Tehran has admitted that the attacks caused serious damage at the Natanz facility. Last week, Alireza Zakani, a regime hardliner who heads the Iranian parliament’s research center, referred to “several thousand centrifuges damaged and destroyed” in an interview on state television.
“From a technical standpoint, the enemy’s plan was rather beautiful,” the head of the Iranian parliament’s energy committee said. “They thought about this and used their experts and planned the explosion so both the central power and the emergency power cable would be damaged.”

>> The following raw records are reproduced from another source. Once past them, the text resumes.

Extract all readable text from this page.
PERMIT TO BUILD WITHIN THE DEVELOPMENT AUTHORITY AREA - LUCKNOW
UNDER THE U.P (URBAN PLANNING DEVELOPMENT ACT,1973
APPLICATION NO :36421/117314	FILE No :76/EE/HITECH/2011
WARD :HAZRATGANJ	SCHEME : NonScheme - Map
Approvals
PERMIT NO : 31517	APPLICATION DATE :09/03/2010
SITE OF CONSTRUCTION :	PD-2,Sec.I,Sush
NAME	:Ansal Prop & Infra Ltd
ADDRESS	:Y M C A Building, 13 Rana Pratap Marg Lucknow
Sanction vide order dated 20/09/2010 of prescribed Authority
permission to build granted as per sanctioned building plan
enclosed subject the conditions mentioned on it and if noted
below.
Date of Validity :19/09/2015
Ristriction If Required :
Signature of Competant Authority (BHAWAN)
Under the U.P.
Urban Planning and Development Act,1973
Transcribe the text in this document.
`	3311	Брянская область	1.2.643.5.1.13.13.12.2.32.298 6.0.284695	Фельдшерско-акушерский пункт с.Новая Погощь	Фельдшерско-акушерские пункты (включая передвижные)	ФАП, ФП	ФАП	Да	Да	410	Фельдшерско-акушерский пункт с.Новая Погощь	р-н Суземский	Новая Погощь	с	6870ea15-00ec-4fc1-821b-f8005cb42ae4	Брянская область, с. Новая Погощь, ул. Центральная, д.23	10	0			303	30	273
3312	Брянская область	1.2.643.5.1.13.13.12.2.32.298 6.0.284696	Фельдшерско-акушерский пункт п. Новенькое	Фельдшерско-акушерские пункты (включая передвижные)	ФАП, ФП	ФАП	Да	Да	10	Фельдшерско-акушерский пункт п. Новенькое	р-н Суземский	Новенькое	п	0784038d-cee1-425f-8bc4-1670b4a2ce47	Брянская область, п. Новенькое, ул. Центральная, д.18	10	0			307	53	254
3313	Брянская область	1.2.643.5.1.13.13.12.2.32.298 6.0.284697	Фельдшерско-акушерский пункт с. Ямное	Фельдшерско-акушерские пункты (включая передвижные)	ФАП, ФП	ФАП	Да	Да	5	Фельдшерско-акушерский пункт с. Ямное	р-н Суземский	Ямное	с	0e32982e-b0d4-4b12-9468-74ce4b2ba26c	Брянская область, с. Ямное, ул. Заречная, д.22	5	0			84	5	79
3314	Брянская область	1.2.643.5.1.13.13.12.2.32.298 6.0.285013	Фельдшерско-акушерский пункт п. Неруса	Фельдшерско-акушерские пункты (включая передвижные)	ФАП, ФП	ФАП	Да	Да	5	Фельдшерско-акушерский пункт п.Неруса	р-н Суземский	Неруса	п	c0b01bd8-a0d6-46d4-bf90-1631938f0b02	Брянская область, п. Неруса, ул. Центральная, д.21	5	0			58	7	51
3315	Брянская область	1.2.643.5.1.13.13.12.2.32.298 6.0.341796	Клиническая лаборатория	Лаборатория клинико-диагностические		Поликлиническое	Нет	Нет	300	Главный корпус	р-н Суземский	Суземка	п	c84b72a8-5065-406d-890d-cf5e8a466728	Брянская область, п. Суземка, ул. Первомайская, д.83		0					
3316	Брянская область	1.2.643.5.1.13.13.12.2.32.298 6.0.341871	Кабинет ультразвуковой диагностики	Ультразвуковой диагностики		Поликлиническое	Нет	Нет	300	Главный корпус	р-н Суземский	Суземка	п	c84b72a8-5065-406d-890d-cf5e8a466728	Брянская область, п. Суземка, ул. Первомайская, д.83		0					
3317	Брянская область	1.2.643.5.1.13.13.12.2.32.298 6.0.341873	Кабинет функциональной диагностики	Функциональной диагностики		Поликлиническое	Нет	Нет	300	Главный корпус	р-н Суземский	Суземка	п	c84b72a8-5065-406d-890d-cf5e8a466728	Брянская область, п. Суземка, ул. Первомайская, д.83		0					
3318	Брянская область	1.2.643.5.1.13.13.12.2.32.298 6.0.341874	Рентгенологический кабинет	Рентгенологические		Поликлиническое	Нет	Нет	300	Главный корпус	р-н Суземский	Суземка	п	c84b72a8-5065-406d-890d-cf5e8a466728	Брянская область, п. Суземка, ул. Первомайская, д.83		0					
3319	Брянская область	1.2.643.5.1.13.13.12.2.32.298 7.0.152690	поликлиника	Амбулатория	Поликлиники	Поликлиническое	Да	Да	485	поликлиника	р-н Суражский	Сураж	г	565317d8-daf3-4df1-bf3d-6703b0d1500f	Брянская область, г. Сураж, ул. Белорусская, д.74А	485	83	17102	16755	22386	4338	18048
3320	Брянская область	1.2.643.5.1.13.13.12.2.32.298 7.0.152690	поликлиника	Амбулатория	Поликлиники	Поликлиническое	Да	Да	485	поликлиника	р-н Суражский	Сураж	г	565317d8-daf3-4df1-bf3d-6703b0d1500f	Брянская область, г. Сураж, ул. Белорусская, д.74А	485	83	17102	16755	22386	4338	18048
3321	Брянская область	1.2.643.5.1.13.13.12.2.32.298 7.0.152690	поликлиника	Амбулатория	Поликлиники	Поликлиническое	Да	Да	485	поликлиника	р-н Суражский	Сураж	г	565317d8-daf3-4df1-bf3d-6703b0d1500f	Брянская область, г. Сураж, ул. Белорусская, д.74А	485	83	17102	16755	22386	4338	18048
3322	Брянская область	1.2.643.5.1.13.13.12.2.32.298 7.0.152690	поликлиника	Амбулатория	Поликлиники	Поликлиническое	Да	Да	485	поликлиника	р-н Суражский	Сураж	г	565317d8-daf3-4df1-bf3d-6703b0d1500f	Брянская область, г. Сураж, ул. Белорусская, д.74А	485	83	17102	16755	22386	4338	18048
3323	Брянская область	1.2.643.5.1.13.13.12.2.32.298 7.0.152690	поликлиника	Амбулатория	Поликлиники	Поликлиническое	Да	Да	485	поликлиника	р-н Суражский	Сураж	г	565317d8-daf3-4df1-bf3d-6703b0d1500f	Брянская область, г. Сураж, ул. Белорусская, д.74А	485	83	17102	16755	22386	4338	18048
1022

Heinonen said the attacks have “certainly slowed production” of 20 percent enriched uranium, which is above the enrichment level needed for nuclear power, but far below the 90 percent required for weapons-grade uranium.
However, he cautioned that production could begin to ramp up again within three months of the attack, and Tehran’s promise to begin enriching uranium to 60 percent in response to the attack could act as a springboard toward rapid development of a nuclear bomb.
“In a short term (60 percent enrichment) does not contribute much to breakout time, but it demonstrates the fact that uranium enrichment is mainly designed to build a nuclear latency; to be in a position to relaunch in short interval a full nuclear weapon acquisition program, if such a decision is made,” he said.
The response to the attacks is part of a delicate balancing act by Tehran, according to Nader Di Michele, an Iran-focused analyst at political risk consultancy Prelia.
“They do not want escalations but the government has to show a response in terms of its foreign policy. That could be aimed at international actors or even its domestic population,” he told Arab News.
Beyond increasing uranium enrichment, it was reported that unknown actors targeted an Israeli-owned cargo ship in the following days. However, Di Michele thinks the damage caused by that attack was, by design, minimal compared with the devastation caused by the Natanz attack.
“There always has to be a response to these attacks, but I think the Iranian delegation understands that there is a limit to what they can do if they want sanctions relief.”
Di Michele said if the ongoing negotiations in Vienna prompt a lifting of sanctions and release of various assets that, in turn, deliver a financial boost to the regime, “we can never be sure what proportion of that would go to support which activities.”
He added: “It can be assumed that a proportion of those assets released would go toward foreign policy activities. What those entail, I couldn’t speculate on.”